Si fa un buon parlare di questo terzetto e a ragione, perchè la loro cura indie-pop in questo esordio (che finalmente andiamo a recensire, anzi, scusate il ritardo!) è tanta e decisamente raffinata. L’alchimia con Dan Carey ha dato i suopi frutti in un disco mai eccessivo e mai particolarmente esuberante, ma anzi, spesso composto e morbido, capace di mettere sul piatto svariate influenze (loro stessi parlando di Radiohead, Joni Mithchell e il jazz), rimodellate con gusto personale e bravura.

Il disco regala perle introspettive e soffuse, che mettono in luce le insicurezze tipiche di una giovane età , così come canzoni dall’animo più spigliato e sbarazzino, in cui il pregio vero è quello di non banalizzarsi, restando a un livello compositivo sempre di pregio. Ne nasce così un lavoro che presenta vulnerabilità  emotive evidenti, ma è capace di nascondere bene l’impazienza giovanile in canzoni che danno l’idea di una maturità  arrivata molto presto.
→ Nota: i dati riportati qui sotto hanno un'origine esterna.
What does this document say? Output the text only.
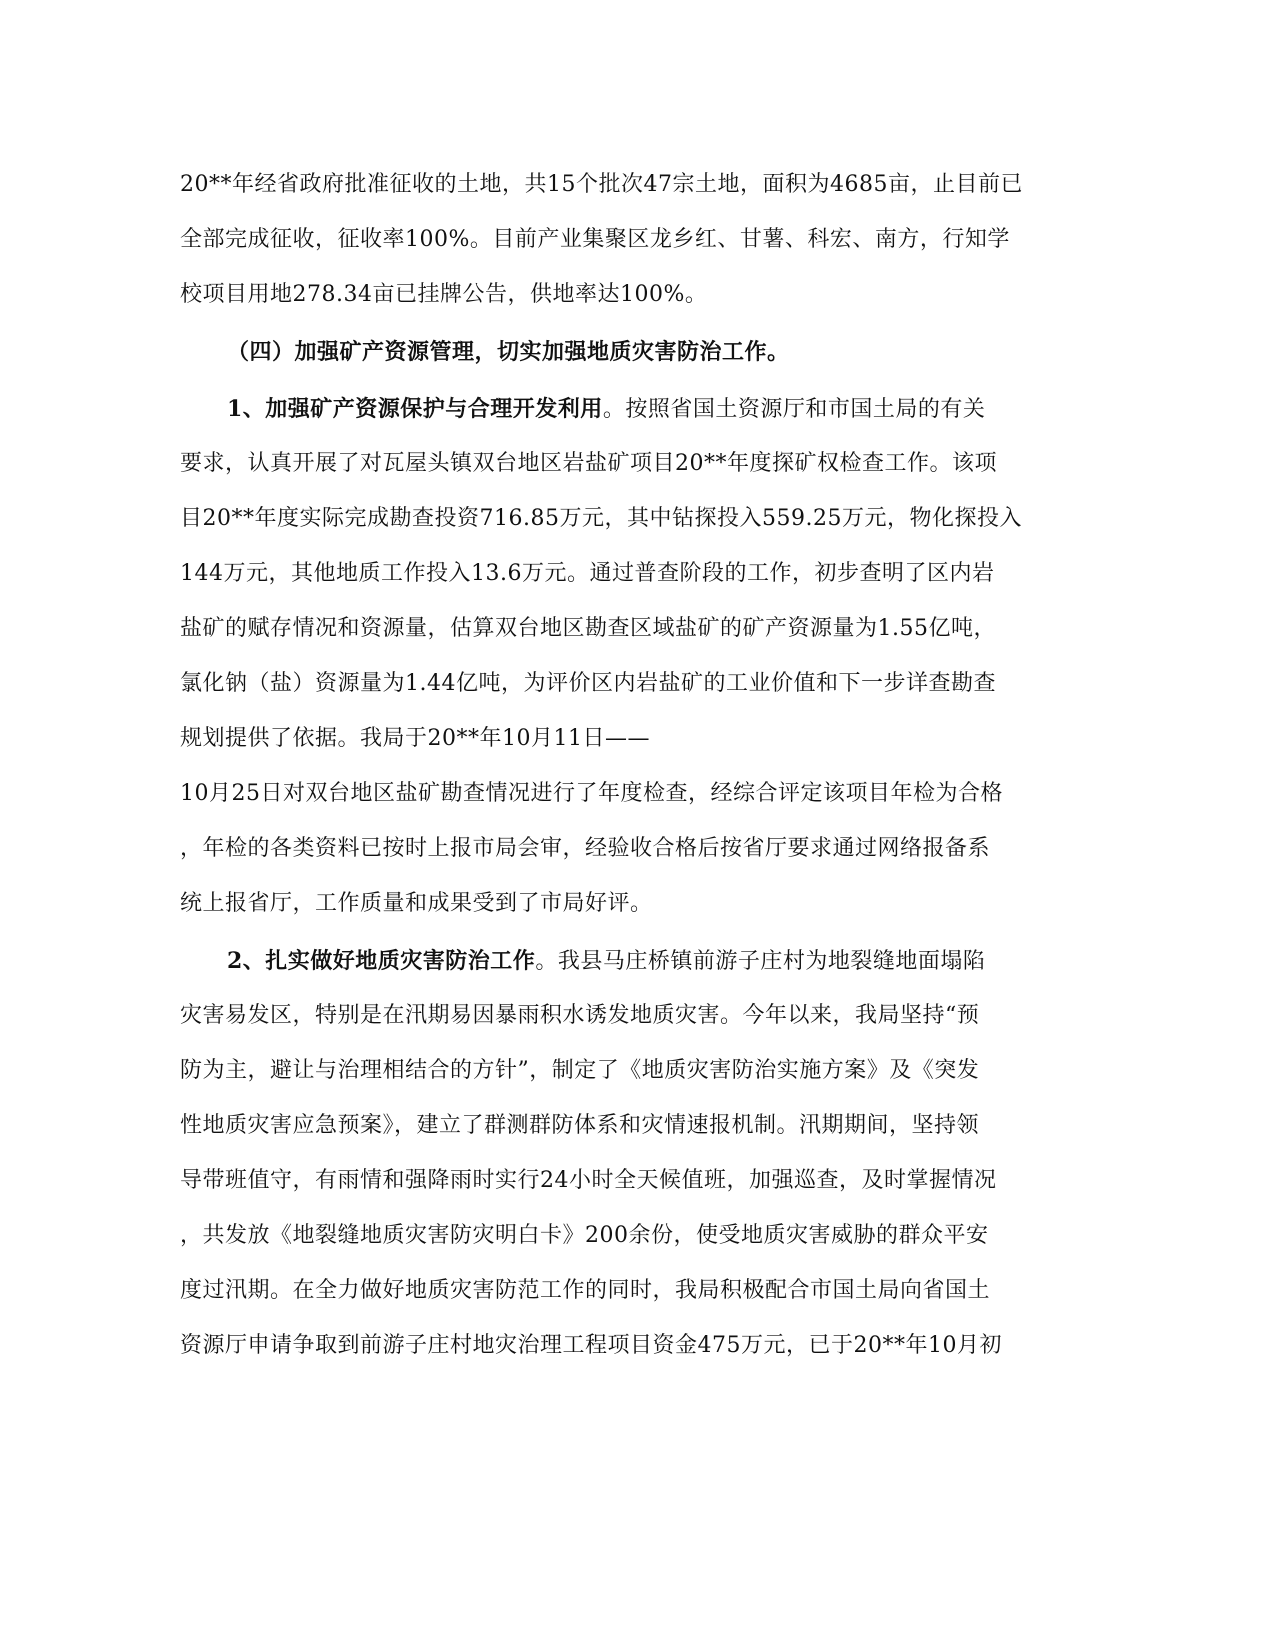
20**年经省政府批准征收的土地，共15个批次47宗土地，面积为4685亩，止目前已
全部完成征收，征收率100%。目前产业集聚区龙乡红、甘薯、科宏、南方，行知学
校项目用地278.34亩已挂牌公告，供地率达100%。
（四）加强矿产资源管理，切实加强地质灾害防治工作。
1、加强矿产资源保护与合理开发利用。按照省国土资源厅和市国土局的有关
要求，认真开展了对瓦屋头镇双台地区岩盐矿项目20**年度探矿权检查工作。该项
目20**年度实际完成勘查投资716.85万元，其中钻探投入559.25万元，物化探投入
144万元，其他地质工作投入13.6万元。通过普查阶段的工作，初步查明了区内岩
盐矿的赋存情况和资源量，估算双台地区勘查区域盐矿的矿产资源量为1.55亿吨，
氯化钠（盐）资源量为1.44亿吨，为评价区内岩盐矿的工业价值和下一步详查勘查
规划提供了依据。我局于20**年10月11日——
10月25日对双台地区盐矿勘查情况进行了年度检查，经综合评定该项目年检为合格
，年检的各类资料已按时上报市局会审，经验收合格后按省厅要求通过网络报备系
统上报省厅，工作质量和成果受到了市局好评。
2、扎实做好地质灾害防治工作。我县马庄桥镇前游子庄村为地裂缝地面塌陷
灾害易发区，特别是在汛期易因暴雨积水诱发地质灾害。今年以来，我局坚持“预
防为主，避让与治理相结合的方针”，制定了《地质灾害防治实施方案》及《突发
性地质灾害应急预案》，建立了群测群防体系和灾情速报机制。汛期期间，坚持领
导带班值守，有雨情和强降雨时实行24小时全天候值班，加强巡查，及时掌握情况
，共发放《地裂缝地质灾害防灾明白卡》200余份，使受地质灾害威胁的群众平安
度过汛期。在全力做好地质灾害防范工作的同时，我局积极配合市国土局向省国土
资源厅申请争取到前游子庄村地灾治理工程项目资金475万元，已于20**年10月初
Non cercano le melodie facili, anzi, il disco è un vero e proprio disel…entra in circolo con calma, ci vuole pazienza, ma poi ecco che tutto si fa sintrigante e appagante sempre di più, ma, ripeto, abbiate la pazienza di seguire con amore e dolcezza questi mid-tempo mai sbrigativi. Sia che trionfi la morbidezza (“Young Looking”), sia che i ritmi si facciano intricati (“Half Past”), sia che il tutto assuma toni più brillanti (“Shadow”) o più notturni (“Burglar”, che, nella seconda parte del brano sembra quasi una versione jazz dei Delgados).

Occhio a questi ragazzi…scommetiamo che non ci libereremo tanto presto di loro.